Pengaruh Pelaksanaan Kelas Ibu Hamil Terhadap peningkatan pengetahuan dan keterampilan Ibu hamil mengenai KIA di wilayah kerja puskesmas Lansat Kadap Tahun 2015
Categorie(s):
Laporan Tugas Akhir
Author(s):
Anggriani, Dika
Advisor:
Evareni, Lisma
Wahyuni, Aria
Wahyuni, Aria
ISSN/ISBN:
-
eISSN/eISBN:
-
Keyword(s):
Kelas Ibu Hamil, peningkatan pengetahuan dan keterampilan, KIA.
DOI:
-
Abstract :
Upaya akselerasi penurunan AKI diantaranya melalui kegiatan KIE berupa penyuluhan tentang kesehatan ibu hamil. Di Wilayah Kerja Puskesmas Lansat Kadap, pelaksanaan kelas ibu hamil belum berjalan dengan optimal, dari 26 bidan hanya 3 orang bidan yang sudah mendapatkan pelatihan tentang pelaksanaan kelas ibu hamil. Sedangkan syarat utama fasilitator pelaksanaan kelas ibu hamil adalah bidan yang sudah pernah mengikuti pelatihan kelas ibu hamil.
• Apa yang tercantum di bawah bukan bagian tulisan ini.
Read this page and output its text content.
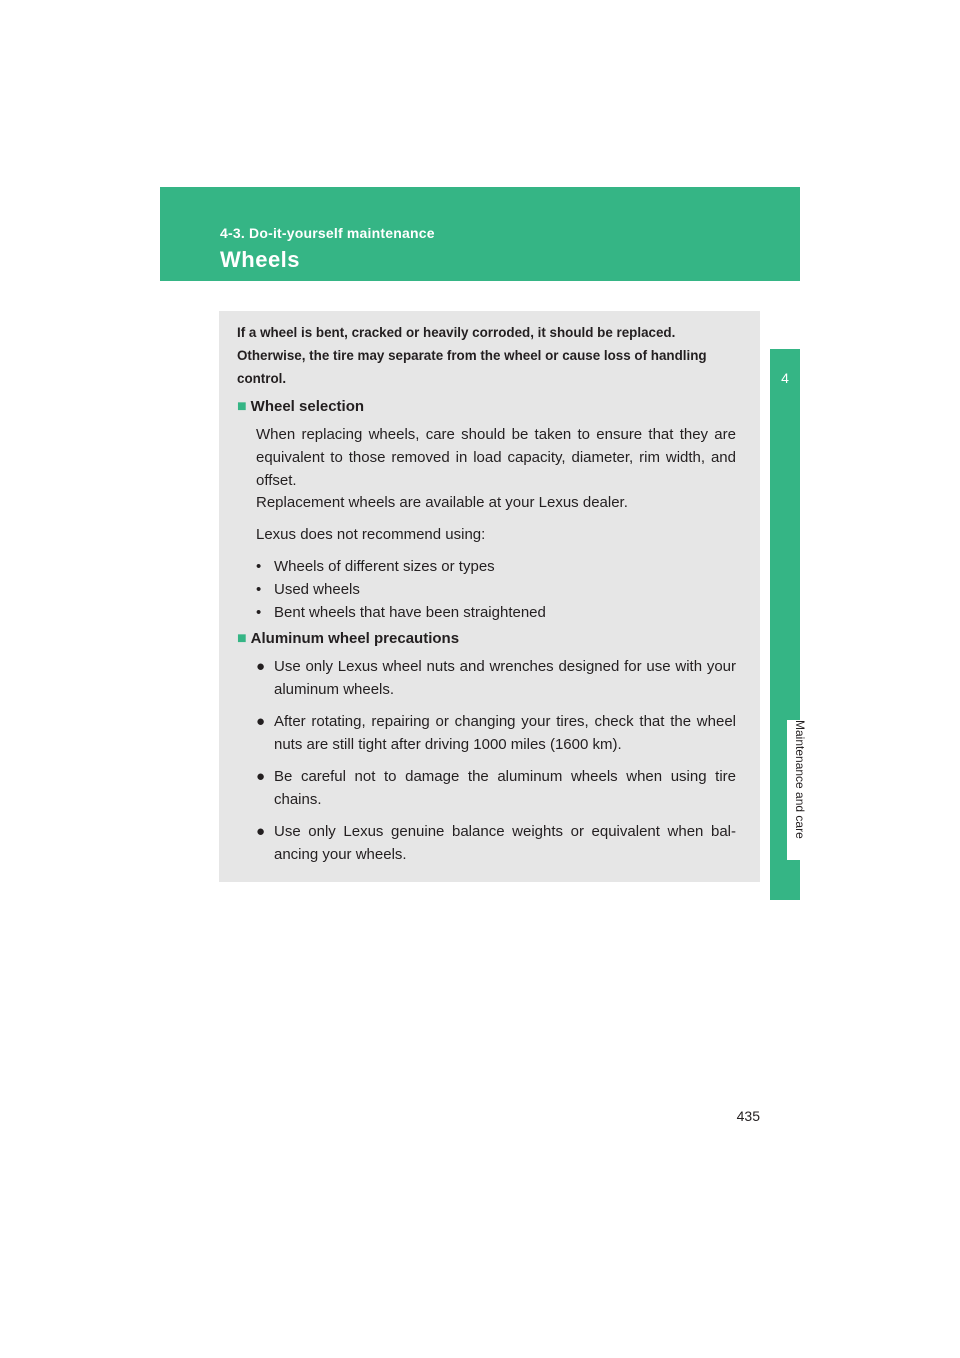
4-3. Do-it-yourself maintenance
Wheels
4
Maintenance and care
If a wheel is bent, cracked or heavily corroded, it should be replaced. Otherwise, the tire may separate from the wheel or cause loss of handling control.
■ Wheel selection
When replacing wheels, care should be taken to ensure that they are equivalent to those removed in load capacity, diameter, rim width, and offset.
Replacement wheels are available at your Lexus dealer.
Lexus does not recommend using:
• Wheels of different sizes or types
• Used wheels
• Bent wheels that have been straightened
■ Aluminum wheel precautions
● Use only Lexus wheel nuts and wrenches designed for use with your aluminum wheels.
● After rotating, repairing or changing your tires, check that the wheel nuts are still tight after driving 1000 miles (1600 km).
● Be careful not to damage the aluminum wheels when using tire chains.
● Use only Lexus genuine balance weights or equivalent when bal-ancing your wheels.
435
Serta masih banyak penyuluhan yang dilakukan melalui konsultasi perorangan atau kasus per kasus yang diberikan bidan pada saat pemeriksaan antenatal atau pada kegiatan posyandu. Tujuan penelitian untuk mengetahui Pengaruh Pelaksanaan Kelas Ibu Hamil Terhadap peningkatan pengetahuan dan keterampilan Ibu hamil mengenai KIA. Desain penelitian Quasi-eksperimen dengan rancangan pre-post test dalam satu kelompok (One-Group Pretest-posttest Design). Populasi adalah seluruh ibu hamil yang ada di 3 nagari di wilayah kerja puskesmas Lansat Kadap. Sampel berjumlah 48 orang, yang diambil secara total Sampling. Pengolahan dan analisa data dilakukan secara komputerisasi. Hasil analisa univariat diketahui rerata pengetahuan sebelum intervensi adalah 18 dan setelah intervensi 26,65. Rerata keterampilan sebelum intervensi adalah 74,42 dan setelah intervensi 84,73. Hasil analisa bivariat diketahui ada perbedaan nilai pengetahuan dan keterampilan ibu hamil mengenai KIA sebelum dan sesudah pelaksanaan kelas ibu hamil (p = 0,000). Disimpulkan bahwa ada pengaruh pelaksanaan kelas ibu hamil terhadap peningkatan pengetahuan dan keterampilan ibu hamil mengenai KIA. Oleh sebab itu diharapkan pada pihak Puskesmas agar melaksanakan kelas ibu hamil sebagai salah satu kegiatan rutin seperti kegiatan posyandu dan mengarahkan agar kegiatan tersebut bersifat mandiri dari masyarakat.